Initialement contre le projet, la population locale a félicité les travaux une fois ceux-ci terminés. Quelques années après son inauguration, le nombre d’habitants de la ville de Kôriyama a explosé. En signe de reconnaissance, une statue a été érigée en l’honneur de van Doorn à l’écluse de la rivière Tone, en 1931. Mais “pendant la Seconde Guerre mondiale, les matériaux en bronze étaient récupérés dans le but d’être transformés en armes et en munitions, raconte Iwanami Masato. Les riverains tenaient tant à leur statue de van Doorn qu’ils l’ont emmenée dans la montagne et l’ont entièrement enterrée. La guerre finie, ils l’ont remise en place mais elle garde les traces de cette entreprise : les pieds de la statue sont d’une couleur différente”, sourit-il.
Ses rives bordées d’arbres et à la nature sauvage préservée sont appréciées en hiver par des cygnes qui s’y installent jusqu’au printemps. “L’eau du lac est utilisée par la population locale, mais aussi par les agriculteurs pour la culture du riz”, ajoute l’employé municipal. Elle permet également l’élevage de la carpe, spécialité culinaire locale. Kôriyama en a fait sa marque de fabrique et ce, depuis l’ère Meiji. Loin d’être une étrangeté, ce poisson, symbole ancestral de chance, est également dégusté en Chine et à Taïwan depuis des temps très anciens. “Mais contrairement au saumon ou au thon, la carpe sauvage n’est pas bonne à la consommation, seule celle d’élevage présente un intérêt gastronomique”, précise Kumada Sumiyuki, responsable d’une entreprise d’élevage de carpes qui possède quatorze fermes.
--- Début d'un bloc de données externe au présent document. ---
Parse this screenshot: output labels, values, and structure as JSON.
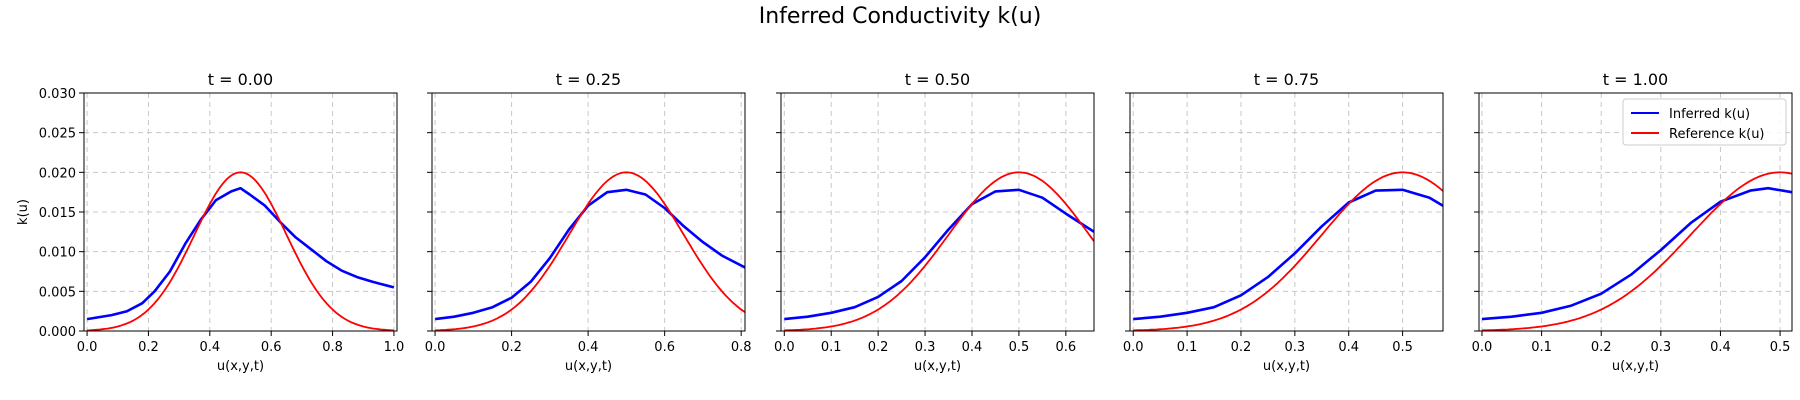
{
  "figure": {
    "title": "Inferred Conductivity k(u)"
  },
  "chart_data": [
    {
      "type": "line",
      "title": "t = 0.00",
      "xlabel": "u(x,y,t)",
      "ylabel": "k(u)",
      "xlim": [
        -0.01,
        1.01
      ],
      "ylim": [
        0,
        0.03
      ],
      "xticks": [
        0.0,
        0.2,
        0.4,
        0.6,
        0.8,
        1.0
      ],
      "xtick_labels": [
        "0.0",
        "0.2",
        "0.4",
        "0.6",
        "0.8",
        "1.0"
      ],
      "yticks": [
        0,
        0.005,
        0.01,
        0.015,
        0.02,
        0.025,
        0.03
      ],
      "ytick_labels": [
        "0.000",
        "0.005",
        "0.010",
        "0.015",
        "0.020",
        "0.025",
        "0.030"
      ],
      "grid": true,
      "series": [
        {
          "name": "Inferred k(u)",
          "color": "#0000ff",
          "x": [
            0.0,
            0.08,
            0.13,
            0.18,
            0.22,
            0.27,
            0.32,
            0.37,
            0.42,
            0.47,
            0.5,
            0.53,
            0.58,
            0.63,
            0.68,
            0.73,
            0.78,
            0.83,
            0.88,
            0.93,
            1.0
          ],
          "y": [
            0.0015,
            0.002,
            0.0025,
            0.0035,
            0.005,
            0.0075,
            0.011,
            0.014,
            0.0165,
            0.0176,
            0.018,
            0.0172,
            0.0158,
            0.0137,
            0.0118,
            0.0103,
            0.0088,
            0.0076,
            0.0068,
            0.0062,
            0.0055
          ]
        },
        {
          "name": "Reference k(u)",
          "color": "#ff0000",
          "curve": "gaussian",
          "amplitude": 0.02,
          "mu": 0.5,
          "sigma": 0.15,
          "x_range": [
            0.0,
            1.0
          ]
        }
      ]
    },
    {
      "type": "line",
      "title": "t = 0.25",
      "xlabel": "u(x,y,t)",
      "ylabel": "",
      "xlim": [
        -0.008,
        0.81
      ],
      "ylim": [
        0,
        0.03
      ],
      "xticks": [
        0.0,
        0.2,
        0.4,
        0.6,
        0.8
      ],
      "xtick_labels": [
        "0.0",
        "0.2",
        "0.4",
        "0.6",
        "0.8"
      ],
      "yticks": [
        0,
        0.005,
        0.01,
        0.015,
        0.02,
        0.025,
        0.03
      ],
      "ytick_labels": [],
      "grid": true,
      "series": [
        {
          "name": "Inferred k(u)",
          "color": "#0000ff",
          "x": [
            0.0,
            0.05,
            0.1,
            0.15,
            0.2,
            0.25,
            0.3,
            0.35,
            0.4,
            0.45,
            0.5,
            0.55,
            0.6,
            0.65,
            0.7,
            0.75,
            0.81
          ],
          "y": [
            0.0015,
            0.0018,
            0.0023,
            0.003,
            0.0042,
            0.0062,
            0.0092,
            0.0128,
            0.0158,
            0.0175,
            0.0178,
            0.0172,
            0.0155,
            0.0132,
            0.0112,
            0.0095,
            0.008
          ]
        },
        {
          "name": "Reference k(u)",
          "color": "#ff0000",
          "curve": "gaussian",
          "amplitude": 0.02,
          "mu": 0.5,
          "sigma": 0.15,
          "x_range": [
            0.0,
            0.81
          ]
        }
      ]
    },
    {
      "type": "line",
      "title": "t = 0.50",
      "xlabel": "u(x,y,t)",
      "ylabel": "",
      "xlim": [
        -0.007,
        0.66
      ],
      "ylim": [
        0,
        0.03
      ],
      "xticks": [
        0.0,
        0.1,
        0.2,
        0.3,
        0.4,
        0.5,
        0.6
      ],
      "xtick_labels": [
        "0.0",
        "0.1",
        "0.2",
        "0.3",
        "0.4",
        "0.5",
        "0.6"
      ],
      "yticks": [
        0,
        0.005,
        0.01,
        0.015,
        0.02,
        0.025,
        0.03
      ],
      "ytick_labels": [],
      "grid": true,
      "series": [
        {
          "name": "Inferred k(u)",
          "color": "#0000ff",
          "x": [
            0.0,
            0.05,
            0.1,
            0.15,
            0.2,
            0.25,
            0.3,
            0.35,
            0.4,
            0.45,
            0.5,
            0.55,
            0.6,
            0.66
          ],
          "y": [
            0.0015,
            0.0018,
            0.0023,
            0.003,
            0.0043,
            0.0063,
            0.0093,
            0.0128,
            0.016,
            0.0176,
            0.0178,
            0.0168,
            0.0148,
            0.0125
          ]
        },
        {
          "name": "Reference k(u)",
          "color": "#ff0000",
          "curve": "gaussian",
          "amplitude": 0.02,
          "mu": 0.5,
          "sigma": 0.15,
          "x_range": [
            0.0,
            0.66
          ]
        }
      ]
    },
    {
      "type": "line",
      "title": "t = 0.75",
      "xlabel": "u(x,y,t)",
      "ylabel": "",
      "xlim": [
        -0.006,
        0.575
      ],
      "ylim": [
        0,
        0.03
      ],
      "xticks": [
        0.0,
        0.1,
        0.2,
        0.3,
        0.4,
        0.5
      ],
      "xtick_labels": [
        "0.0",
        "0.1",
        "0.2",
        "0.3",
        "0.4",
        "0.5"
      ],
      "yticks": [
        0,
        0.005,
        0.01,
        0.015,
        0.02,
        0.025,
        0.03
      ],
      "ytick_labels": [],
      "grid": true,
      "series": [
        {
          "name": "Inferred k(u)",
          "color": "#0000ff",
          "x": [
            0.0,
            0.05,
            0.1,
            0.15,
            0.2,
            0.25,
            0.3,
            0.35,
            0.4,
            0.45,
            0.5,
            0.55,
            0.575
          ],
          "y": [
            0.0015,
            0.0018,
            0.0023,
            0.003,
            0.0045,
            0.0068,
            0.0098,
            0.0132,
            0.0162,
            0.0177,
            0.0178,
            0.0168,
            0.0158
          ]
        },
        {
          "name": "Reference k(u)",
          "color": "#ff0000",
          "curve": "gaussian",
          "amplitude": 0.02,
          "mu": 0.5,
          "sigma": 0.15,
          "x_range": [
            0.0,
            0.575
          ]
        }
      ]
    },
    {
      "type": "line",
      "title": "t = 1.00",
      "xlabel": "u(x,y,t)",
      "ylabel": "",
      "xlim": [
        -0.005,
        0.52
      ],
      "ylim": [
        0,
        0.03
      ],
      "xticks": [
        0.0,
        0.1,
        0.2,
        0.3,
        0.4,
        0.5
      ],
      "xtick_labels": [
        "0.0",
        "0.1",
        "0.2",
        "0.3",
        "0.4",
        "0.5"
      ],
      "yticks": [
        0,
        0.005,
        0.01,
        0.015,
        0.02,
        0.025,
        0.03
      ],
      "ytick_labels": [],
      "grid": true,
      "legend": {
        "position": "upper right",
        "entries": [
          "Inferred k(u)",
          "Reference k(u)"
        ]
      },
      "series": [
        {
          "name": "Inferred k(u)",
          "color": "#0000ff",
          "x": [
            0.0,
            0.05,
            0.1,
            0.15,
            0.2,
            0.25,
            0.3,
            0.35,
            0.4,
            0.45,
            0.48,
            0.52
          ],
          "y": [
            0.0015,
            0.0018,
            0.0023,
            0.0032,
            0.0047,
            0.0071,
            0.0102,
            0.0136,
            0.0163,
            0.0177,
            0.018,
            0.0175
          ]
        },
        {
          "name": "Reference k(u)",
          "color": "#ff0000",
          "curve": "gaussian",
          "amplitude": 0.02,
          "mu": 0.5,
          "sigma": 0.15,
          "x_range": [
            0.0,
            0.52
          ]
        }
      ]
    }
  ]
}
Ce matin-là, assis dans sa chaise de camping, il fait face au lac Inawashiro, qui offre un panorama brumeux et fantomatique. C’est l’heure du repas pour ses carpes qui se précipitent auprès de lui. “Elles sont nourries avec des concentrés protéinés à base de légumes ou d’autres poissons. Aucun antibiotique”, assure-t-il.
La famille Kumada élève des carpes depuis l’ère Meiji. Sumiyuki a repris l’affaire à 24 ans et l’a développée en fondant la société des produits de la mer Kumada qui vend une moyenne de 700 000 poissons par an dans la région de Fukushima, mais aussi dans celles de Nagano, Akita, Gunma, Saitama et Yamagata. “La carpe demande une attention particulière en matière de quantité de nourriture, de température de l’eau, de taux d’oxygène. Le lac Inawashiro, particulièrement riche en minéraux est un milieu naturel idéal pour elles. Nous les élevons pendant 2, 3 ans, jusqu’à ce qu’elles atteignent les 1 ou 2 kilos puis nous les livrons vivantes”, explique-t-il.
Après les événements du 11 mars 2011, la production de carpes a sombré. “Au lendemain de la catastrophe, nous avons complètement arrêté la production puis nous avons repris 2, 3 ans plus tard. Petit à petit, la consommation a repris. Nous n’avons toujours pas retrouvé le volume d’avant 2011, mais nous nous en approchons péniblement. Même si les mesures sont extrêmement strictes et les tests de radioactivité négatifs, les gens restent très frileux, même au niveau local. Et puis de manière générale, les Japonais mangent moins de poissons qu’avant, ils ne le cuisinent plus à la maison. Les enfants ont des difficultés avec les arêtes et surtout, on ne veut plus s’embêter.”